Liberate Hong Kong is a simulation video game developed by Hong Kong-based activists during the 2019–2020 Hong Kong protests. The game simulates a protest environment in Hong Kong, and the protagonist is an unarmed and unnamed protester.

The game was released for Microsoft Windows and Mac OS in November 2019, and supports virtual reality devices such as Oculus Rift and HTC Vive.

==Gameplay==
Played from first-person perspective, police attack the protesters with a variety of weapons, but the protesters, being completely unarmed, cannot return fire.
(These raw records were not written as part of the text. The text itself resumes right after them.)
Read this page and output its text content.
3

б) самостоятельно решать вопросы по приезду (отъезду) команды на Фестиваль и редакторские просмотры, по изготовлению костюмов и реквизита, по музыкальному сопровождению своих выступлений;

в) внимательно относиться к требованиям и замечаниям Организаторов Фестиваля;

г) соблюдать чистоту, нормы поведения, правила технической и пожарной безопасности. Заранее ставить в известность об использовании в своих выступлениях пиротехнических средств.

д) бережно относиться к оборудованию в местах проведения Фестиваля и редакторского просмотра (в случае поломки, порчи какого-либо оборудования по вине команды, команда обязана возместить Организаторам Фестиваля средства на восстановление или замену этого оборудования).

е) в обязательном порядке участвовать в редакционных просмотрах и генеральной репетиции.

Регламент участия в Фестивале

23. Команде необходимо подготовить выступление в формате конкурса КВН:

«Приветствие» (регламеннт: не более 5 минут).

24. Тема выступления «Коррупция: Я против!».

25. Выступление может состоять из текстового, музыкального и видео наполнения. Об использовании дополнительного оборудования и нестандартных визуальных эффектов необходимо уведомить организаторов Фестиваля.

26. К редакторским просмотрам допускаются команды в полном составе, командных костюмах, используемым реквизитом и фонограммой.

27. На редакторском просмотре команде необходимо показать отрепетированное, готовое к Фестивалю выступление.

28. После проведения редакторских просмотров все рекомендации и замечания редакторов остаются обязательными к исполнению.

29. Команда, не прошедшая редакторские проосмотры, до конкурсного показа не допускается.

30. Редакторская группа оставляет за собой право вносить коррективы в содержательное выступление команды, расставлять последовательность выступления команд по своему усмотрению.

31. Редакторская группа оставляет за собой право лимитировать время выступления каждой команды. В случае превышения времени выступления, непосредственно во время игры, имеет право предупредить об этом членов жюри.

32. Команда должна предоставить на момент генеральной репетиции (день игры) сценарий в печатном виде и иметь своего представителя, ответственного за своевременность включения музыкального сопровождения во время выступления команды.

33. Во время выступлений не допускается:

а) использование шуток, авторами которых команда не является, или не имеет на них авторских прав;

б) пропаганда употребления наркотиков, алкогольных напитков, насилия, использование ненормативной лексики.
Playing as one of the protesters, the player must dodge police attacks and keep protesting without getting arrested. The game does not end until the player gets arrested or shot by the police.

== Development ==
Liberate Hong Kong was developed by a group of activists in under a week and takes approximately 10 minutes to play. The developers recorded chants heard and spray-painted text seen on the streets of Hong Kong.

==Reception==
South China Morning Post's Abacus described that the developers see it as part of the protest movement while then game has limited gameplay elements. Agence France-Presse analyzed that the player cannot engage in violent actions, instead discarding incoming projectiles like tear gas rounds. It was livestreamed by Hearthstone streamer Blitzchung, the subject of the Blitzchung controversy in October 2019. In December 2019, the developers wrote an open letter to game distribution service Steam, accusing the storefront of censoring the game.

In China, an anti-protestor game called Everyone Hit the Traitors was made in response, in which players could beat up protestors and their financial and political backers, such as Joshua Wong, Martin Lee, and Jimmy Lai.